Mother tells forum: 'Our children are sick'

BY BEN L. KAUFMAN
The Cincinnati Enquirer

        The horrors of lead poisoning came home to Jaime and Liz Nunez after they bought their century-old $79,000 “dream house” on South Wayne Avenue in Lockland.

        Within weeks, a hellish descent into anxiety and financial straits began.

        “Our children are sick,” Mrs. Nunez told an environmental health forum Wednesday at the Museum Center.

        In mid-1997, a pediatrician doing a routine checkup found five times the allowable maximum level of lead in the blood of 9-month-old Caleb.

        Like amounts were found in the blood of his 22-month-old brother, Jacob.

        Both boys spent a week in Children's Hospital Medical Center and have had repeated outpatient treatments as lead leached from their bones into their bloodstreams.

        The family moved into a hotel but learned a licensed lead-removal contractor wanted $40,000 to cure the problem.

        Instead, they tried to remove the lead paint themselves, straining their finances and marriage, Mrs. Nunez said.

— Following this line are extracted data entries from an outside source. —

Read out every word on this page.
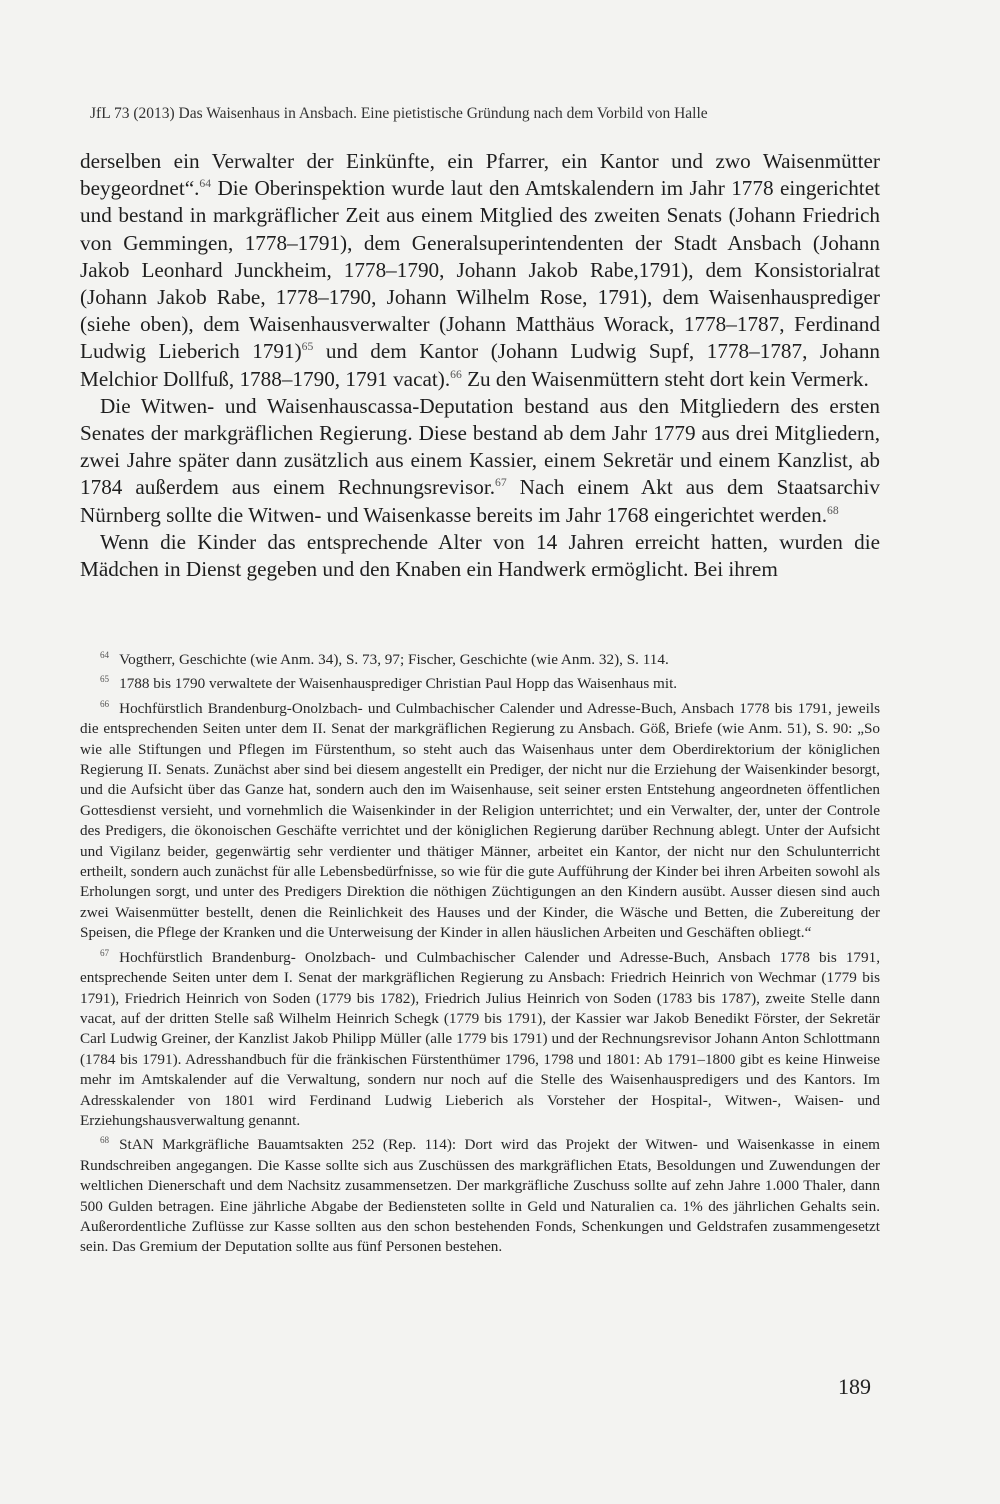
JfL 73 (2013) Das Waisenhaus in Ansbach. Eine pietistische Gründung nach dem Vorbild von Halle

derselben ein Verwalter der Einkünfte, ein Pfarrer, ein Kantor und zwo Waisenmütter beygeordnet“.$^{64}$ Die Oberinspektion wurde laut den Amtskalendern im Jahr 1778 eingerichtet und bestand in markgräflicher Zeit aus einem Mitglied des zweiten Senats (Johann Friedrich von Gemmingen, 1778–1791), dem Generalsuperintendenten der Stadt Ansbach (Johann Jakob Leonhard Junckheim, 1778–1790, Johann Jakob Rabe,1791), dem Konsistorialrat (Johann Jakob Rabe, 1778–1790, Johann Wilhelm Rose, 1791), dem Waisenhausprediger (siehe oben), dem Waisenhausverwalter (Johann Matthäus Worack, 1778–1787, Ferdinand Ludwig Lieberich 1791)$^{65}$ und dem Kantor (Johann Ludwig Supf, 1778–1787, Johann Melchior Dollfuß, 1788–1790, 1791 vacat).$^{66}$ Zu den Waisenmüttern steht dort kein Vermerk.

Die Witwen- und Waisenhauscassa-Deputation bestand aus den Mitgliedern des ersten Senates der markgräflichen Regierung. Diese bestand ab dem Jahr 1779 aus drei Mitgliedern, zwei Jahre später dann zusätzlich aus einem Kassier, einem Sekretär und einem Kanzlist, ab 1784 außerdem aus einem Rechnungsrevisor.$^{67}$ Nach einem Akt aus dem Staatsarchiv Nürnberg sollte die Witwen- und Waisenkasse bereits im Jahr 1768 eingerichtet werden.$^{68}$

Wenn die Kinder das entsprechende Alter von 14 Jahren erreicht hatten, wurden die Mädchen in Dienst gegeben und den Knaben ein Handwerk ermöglicht. Bei ihrem

$^{64}$ Vogtherr, Geschichte (wie Anm. 34), S. 73, 97; Fischer, Geschichte (wie Anm. 32), S. 114.

$^{65}$ 1788 bis 1790 verwaltete der Waisenhausprediger Christian Paul Hopp das Waisenhaus mit.

$^{66}$ Hochfürstlich Brandenburg-Onolzbach- und Culmbachischer Calender und Adresse-Buch, Ansbach 1778 bis 1791, jeweils die entsprechenden Seiten unter dem II. Senat der markgräflichen Regierung zu Ansbach. Göß, Briefe (wie Anm. 51), S. 90: „So wie alle Stiftungen und Pflegen im Fürstenthum, so steht auch das Waisenhaus unter dem Oberdirektorium der königlichen Regierung II. Senats. Zunächst aber sind bei diesem angestellt ein Prediger, der nicht nur die Erziehung der Waisenkinder besorgt, und die Aufsicht über das Ganze hat, sondern auch den im Waisenhause, seit seiner ersten Entstehung angeordneten öffentlichen Gottesdienst versieht, und vornehmlich die Waisenkinder in der Religion unterrichtet; und ein Verwalter, der, unter der Controle des Predigers, die ökonoischen Geschäfte verrichtet und der königlichen Regierung darüber Rechnung ablegt. Unter der Aufsicht und Vigilanz beider, gegenwärtig sehr verdienter und thätiger Männer, arbeitet ein Kantor, der nicht nur den Schulunterricht ertheilt, sondern auch zunächst für alle Lebensbedürfnisse, so wie für die gute Aufführung der Kinder bei ihren Arbeiten sowohl als Erholungen sorgt, und unter des Predigers Direktion die nöthigen Züchtigungen an den Kindern ausübt. Ausser diesen sind auch zwei Waisenmütter bestellt, denen die Reinlichkeit des Hauses und der Kinder, die Wäsche und Betten, die Zubereitung der Speisen, die Pflege der Kranken und die Unterweisung der Kinder in allen häuslichen Arbeiten und Geschäften obliegt.“

$^{67}$ Hochfürstlich Brandenburg- Onolzbach- und Culmbachischer Calender und Adresse-Buch, Ansbach 1778 bis 1791, entsprechende Seiten unter dem I. Senat der markgräflichen Regierung zu Ansbach: Friedrich Heinrich von Wechmar (1779 bis 1791), Friedrich Heinrich von Soden (1779 bis 1782), Friedrich Julius Heinrich von Soden (1783 bis 1787), zweite Stelle dann vacat, auf der dritten Stelle saß Wilhelm Heinrich Schegk (1779 bis 1791), der Kassier war Jakob Benedikt Förster, der Sekretär Carl Ludwig Greiner, der Kanzlist Jakob Philipp Müller (alle 1779 bis 1791) und der Rechnungsrevisor Johann Anton Schlottmann (1784 bis 1791). Adresshandbuch für die fränkischen Fürstenthümer 1796, 1798 und 1801: Ab 1791–1800 gibt es keine Hinweise mehr im Amtskalender auf die Verwaltung, sondern nur noch auf die Stelle des Waisenhauspredigers und des Kantors. Im Adresskalender von 1801 wird Ferdinand Ludwig Lieberich als Vorsteher der Hospital-, Witwen-, Waisen- und Erziehungshausverwaltung genannt.

$^{68}$ StAN Markgräfliche Bauamtsakten 252 (Rep. 114): Dort wird das Projekt der Witwen- und Waisenkasse in einem Rundschreiben angegangen. Die Kasse sollte sich aus Zuschüssen des markgräflichen Etats, Besoldungen und Zuwendungen der weltlichen Dienerschaft und dem Nachsitz zusammensetzen. Der markgräfliche Zuschuss sollte auf zehn Jahre 1.000 Thaler, dann 500 Gulden betragen. Eine jährliche Abgabe der Bediensteten sollte in Geld und Naturalien ca. 1% des jährlichen Gehalts sein. Außerordentliche Zuflüsse zur Kasse sollten aus den schon bestehenden Fonds, Schenkungen und Geldstrafen zusammengesetzt sein. Das Gremium der Deputation sollte aus fünf Personen bestehen.

189
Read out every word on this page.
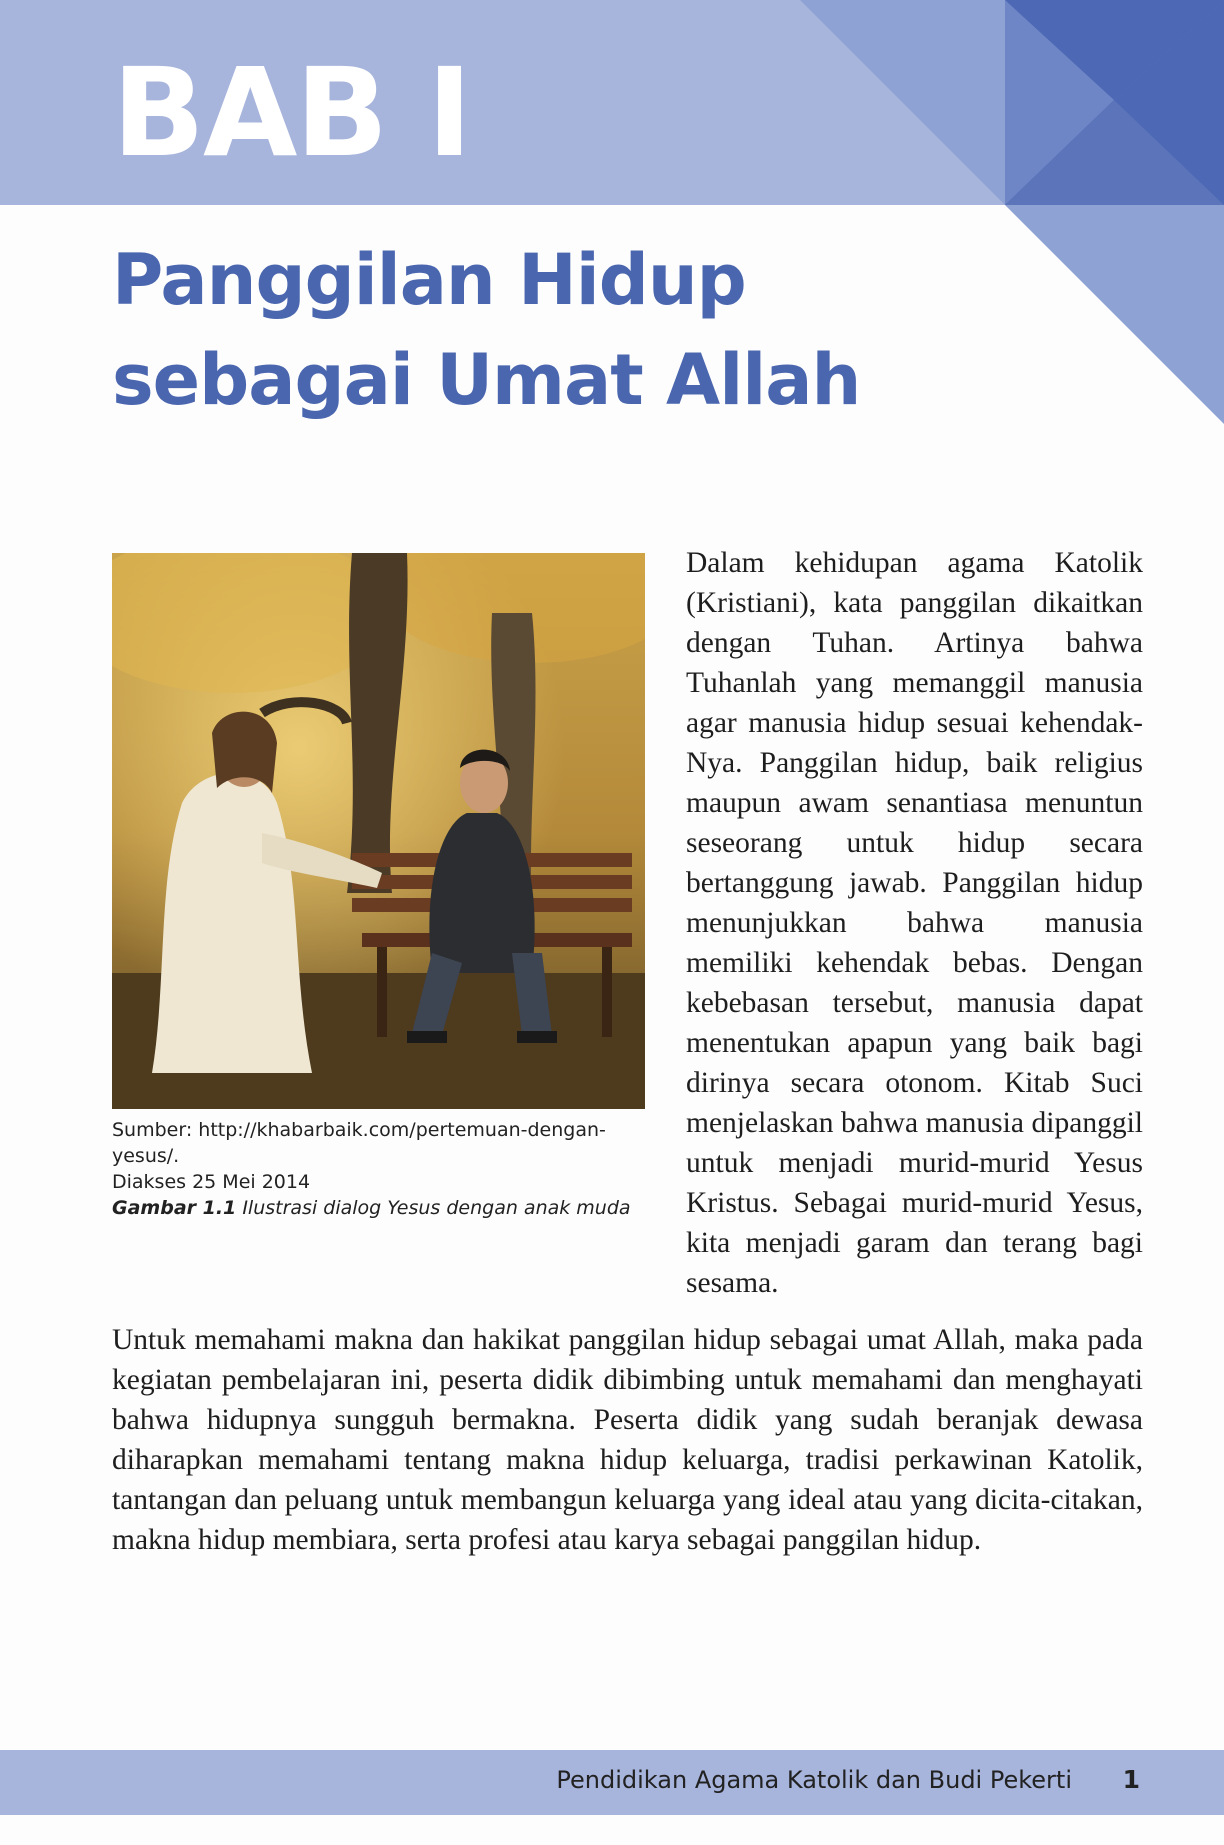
BAB I
Panggilan Hidup
sebagai Umat Allah
Sumber: http://khabarbaik.com/pertemuan-dengan-
yesus/.
Diakses 25 Mei 2014
Gambar 1.1 Ilustrasi dialog Yesus dengan anak muda

Dalam kehidupan agama Katolik (Kristiani), kata panggilan dikaitkan dengan Tuhan. Artinya bahwa Tuhanlah yang memanggil manusia agar manusia hidup sesuai kehendak-Nya. Panggilan hidup, baik religius maupun awam senantiasa menuntun seseorang untuk hidup secara bertanggung jawab. Panggilan hidup menunjukkan bahwa manusia memiliki kehendak bebas. Dengan kebebasan tersebut, manusia dapat menentukan apapun yang baik bagi dirinya secara otonom. Kitab Suci menjelaskan bahwa manusia dipanggil untuk menjadi murid-murid Yesus Kristus. Sebagai murid-murid Yesus, kita menjadi garam dan terang bagi sesama.

Untuk memahami makna dan hakikat panggilan hidup sebagai umat Allah, maka pada kegiatan pembelajaran ini, peserta didik dibimbing untuk memahami dan menghayati bahwa hidupnya sungguh bermakna. Peserta didik yang sudah beranjak dewasa diharapkan memahami tentang makna hidup keluarga, tradisi perkawinan Katolik, tantangan dan peluang untuk membangun keluarga yang ideal atau yang dicita-citakan, makna hidup membiara, serta profesi atau karya sebagai panggilan hidup.

Pendidikan Agama Katolik dan Budi Pekerti 1
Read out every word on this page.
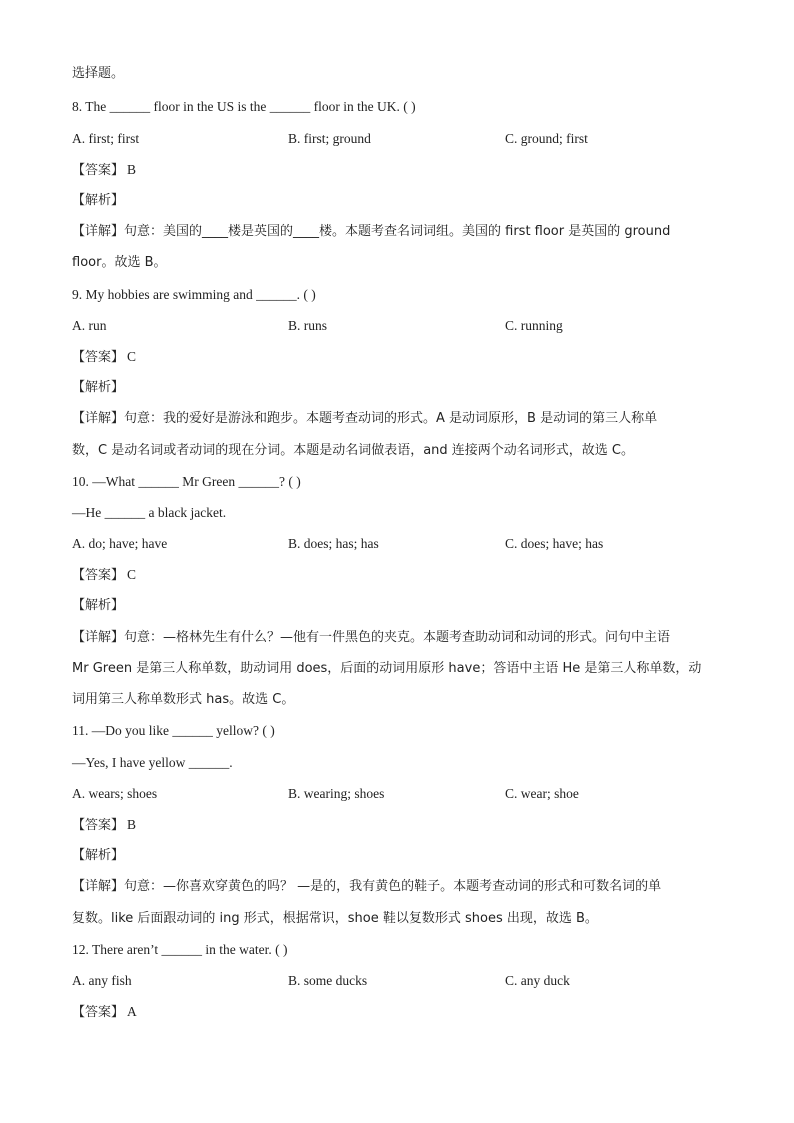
选择题。
8. The ______ floor in the US is the ______ floor in the UK. ( )
A. first; first	B. first; ground	C. ground; first
【答案】 B
【解析】
【详解】句意：美国的____楼是英国的____楼。本题考查名词词组。美国的 first floor 是英国的 ground
floor。故选 B。
9. My hobbies are swimming and ______. ( )
A. run	B. runs	C. running
【答案】 C
【解析】
【详解】句意：我的爱好是游泳和跑步。本题考查动词的形式。A 是动词原形，B 是动词的第三人称单
数，C 是动名词或者动词的现在分词。本题是动名词做表语，and 连接两个动名词形式，故选 C。
10. —What ______ Mr Green ______? ( )
—He ______ a black jacket.
A. do; have; have	B. does; has; has	C. does; have; has
【答案】 C
【解析】
【详解】句意：—格林先生有什么？—他有一件黑色的夹克。本题考查助动词和动词的形式。问句中主语
Mr Green 是第三人称单数，助动词用 does，后面的动词用原形 have；答语中主语 He 是第三人称单数，动
词用第三人称单数形式 has。故选 C。
11. —Do you like ______ yellow? ( )
—Yes, I have yellow ______.
A. wears; shoes	B. wearing; shoes	C. wear; shoe
【答案】 B
【解析】
【详解】句意：—你喜欢穿黄色的吗？ —是的，我有黄色的鞋子。本题考查动词的形式和可数名词的单
复数。like 后面跟动词的 ing 形式，根据常识，shoe 鞋以复数形式 shoes 出现，故选 B。
12. There aren’t ______ in the water. ( )
A. any fish	B. some ducks	C. any duck
【答案】 A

        Overwhelmed by the task, they sold the house, complying with the federal rules about revealing lead problems, attorney Jeffrey S. Goldenberg said.

        The family now lives in Hartwell.

        Caleb may have come through unscathed, Mrs. Nunez said, “but my 3-year-old falls down a lot” and his speech is retarded.

        Both boys will require continued monitoring and possibly further lead detoxification treatments.

        The family has sued Realtors who handled the sale and the former owner of the house.

        The complaint, filed in Hamilton County Common Pleas Court by Mr. Goldenberg and co-counsel John C. Murdock, says agents and the seller failed to provide the federally mandated lead-hazard information pamphlet before the couple signed the purchase contract.

        The suit says one Realtor was so eager to close the sale that she “knowingly and intentionally skirted the requirements” of the Residential Lead-Based Paint Hazard Reduction Act.

        The family also sued the maker and seller of the home test kit that they say failed to identify lead problems.

        Mrs. Nunez said she followed directions and the test indicated there was no lead hazard.